Tuesday, January 27, 2009

antihypertensive overdoses: how to TURN AROUND a total eclipse of the heart (click on this)



Uploaded by hushhush112



  1. Beta-Blockers.
    1. Most will cause both bradycardia and hypotension. Keep in mind that some BBs with intrinsic sympathetic activity (ISA ) can cause transient tachycardia or hypertension (ex: pindolol).
    2. Propanolol can cause widened QRS (due to sodium channel blockade)  and coma/seizures (lipophilic; crosses into brain easily). Atenolol  is renally cleared and can be dialyzed in overdose.
    3. Treatment of B toxicity: Glucagon. Use higher doses than typical: 5-10 mg and begin a drip if needed (use the dose required to improve BP/HR per hour).

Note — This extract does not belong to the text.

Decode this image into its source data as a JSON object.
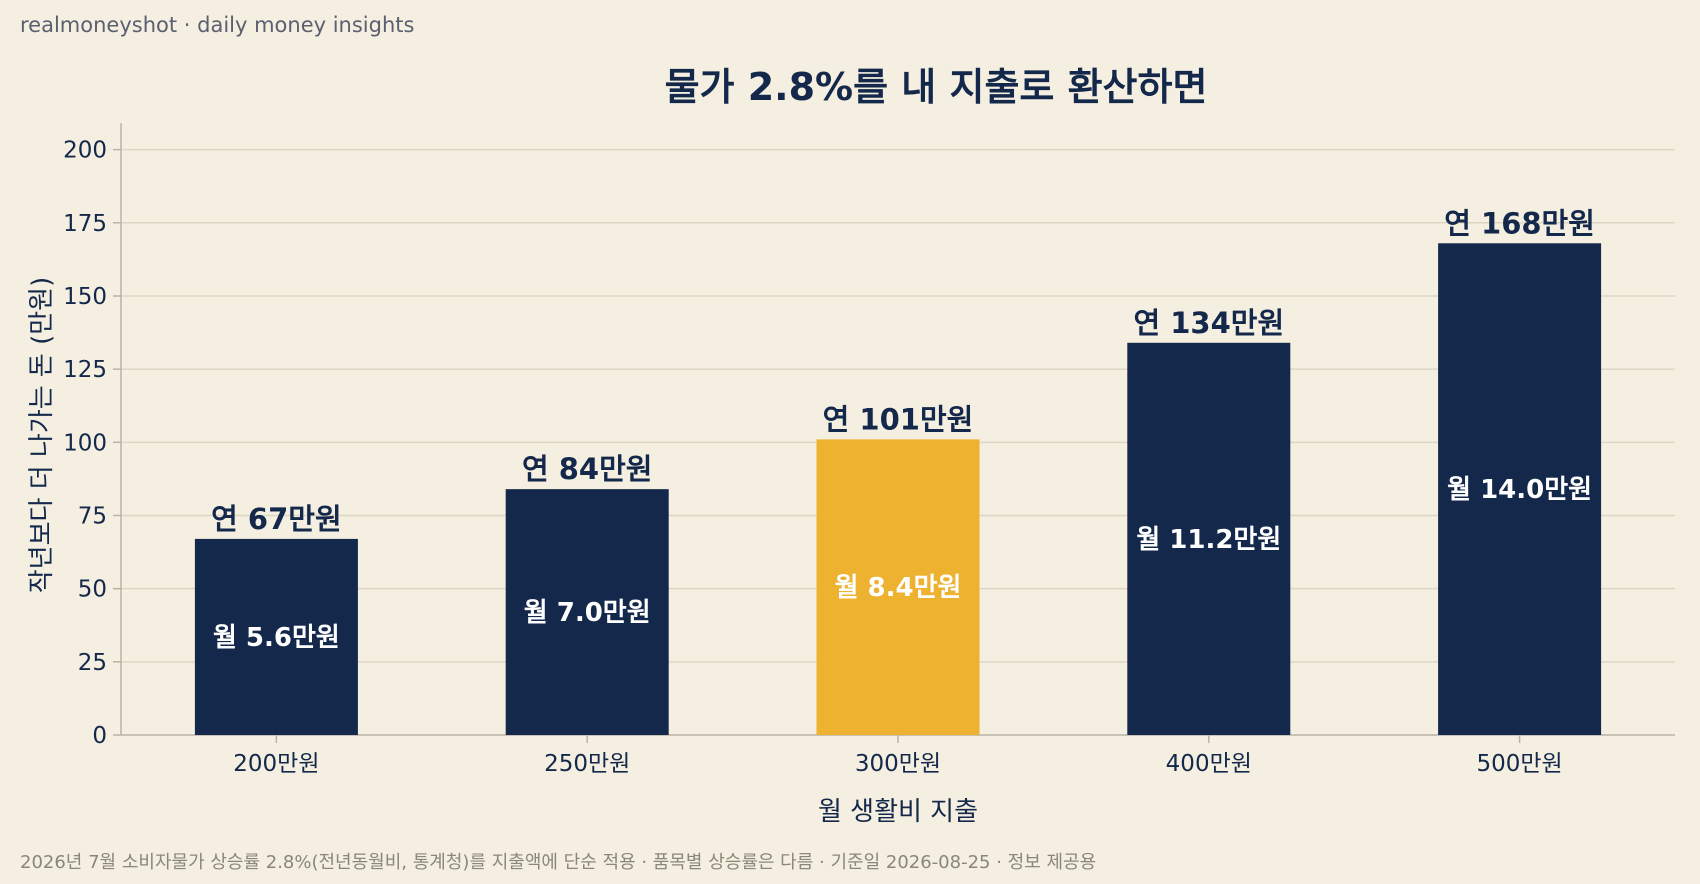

    4. If glucagon fails, use pressors (epinephrine) or intraaortic balloon pump. Pacers may improve HR but not BP.
    5. Use sodium bicarbonate for wide QRS due to propanolol.
    6. Use whole-bowel irrigation for extended release products.

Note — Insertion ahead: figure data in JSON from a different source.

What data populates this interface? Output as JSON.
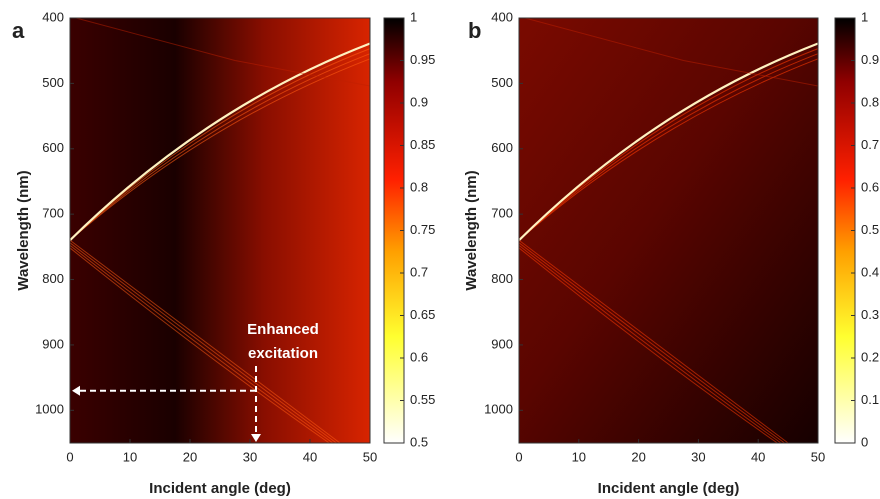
{
  "chart_data": [
    {
      "type": "heatmap",
      "panel_label": "a",
      "xlabel": "Incident angle (deg)",
      "ylabel": "Wavelength (nm)",
      "xlim": [
        0,
        50
      ],
      "xticks": [
        0,
        10,
        20,
        30,
        40,
        50
      ],
      "ylim": [
        400,
        1050
      ],
      "y_inverted": true,
      "yticks": [
        400,
        500,
        600,
        700,
        800,
        900,
        1000
      ],
      "colormap": "hot",
      "colorbar": {
        "lim": [
          0.5,
          1
        ],
        "ticks": [
          0.5,
          0.55,
          0.6,
          0.65,
          0.7,
          0.75,
          0.8,
          0.85,
          0.9,
          0.95,
          1
        ]
      },
      "annotation": [
        "Enhanced",
        "excitation"
      ]
    },
    {
      "type": "heatmap",
      "panel_label": "b",
      "xlabel": "Incident angle (deg)",
      "ylabel": "Wavelength (nm)",
      "xlim": [
        0,
        50
      ],
      "xticks": [
        0,
        10,
        20,
        30,
        40,
        50
      ],
      "ylim": [
        400,
        1050
      ],
      "y_inverted": true,
      "yticks": [
        400,
        500,
        600,
        700,
        800,
        900,
        1000
      ],
      "colormap": "hot",
      "colorbar": {
        "lim": [
          0,
          1
        ],
        "ticks": [
          0,
          0.1,
          0.2,
          0.3,
          0.4,
          0.5,
          0.6,
          0.7,
          0.8,
          0.9,
          1
        ]
      }
    }
  ]
}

  2. Calcium channel blockers
    1. Similar to BB in that patients usually develop bradycardia and hypotension. CCBs tend to cause less sedation, more hyperglycemia (pancreatic ca channel blockade of insulin release).
    2. Some CCBs are more dangerous than others; peripherally acting cmpds (dihydropyridines e.g. nifedipine) are less cardiotoxic and cardiac output is maintained so these are less fatal than phenylalkylamines (verapamil) which is more centrally toxic.
    3. Sustained release products: Start whole bowel irrigation.
    4. Treatment: Glucagon should be tried but it may not work.
    5. Calcium is considered first line—use calcium chloride in a central line if available (about 12 mEq per amp); otherwise calcium gluconate (3.5 mEq per amp) in a peripheral line. Goal is to keep calcium level at or above 15.
    6. Pressors and IV fluids are also important supportive measures.
    7. New therapeutic approach: Insulin. This improves carbohydrate metabolism by the myocardium. (remember, CCBs block insulin release from the pancreas). Use high doses (1 unit/kg loading dose then 0.5-1 units/kg/hour) and maintain normoglycemia with D5 or D10 drips.
    8. Pacers, atropine, intraortic balloon pumps may also used adjunctively.
  3. Clonidine and Related Compounds
    1. Imidazolines and Tetrahydrazolines. (Ex: oxymetazoline aka afrin)
    2. Mechanism: These agents act as both imidazoline receptor agonists and central alpha-2 agonists. Imidazoline receptors have a complex interaction with opioid and catecholamine pathways centrally, which may explain the symptoms overlapping with classic "opioid" overdoses (see d and e below). 
    3. Initial hypertension, very brief! May need nipride in some rare cases to combat hypotension, but expect to have late and prolonged hypotension.
    4. A longer period of hypotension, bradycardia, sedation, small pupils, hypothermia.
    5. Resemble opioid overdose, and in some cases naloxone can reverse effects.
    6. Supportive care with fluids. Pressors rarely required, but if needed use direct alpha agonist.
  4. ACE-inhibitors. Generally benign in isolated overdoses; treat symptoms with fluids, pressors. Narcan (naloxone)  is sometimes cited as a possible antidote but lacks any credible evidence (not to mention pharmacologic explanation) supporting its use as a standard treatment.  Check and correct any potassium/magnesium abnormalities; patients on chronic ACE-inhibitor therapy are prone to multifactorial renal dysfunction. Although angioedema is an incompletely understood but well-known adverse effect of ACE-inhibitor therapy, acute overdose does not confer a higher risk of developing angioedema.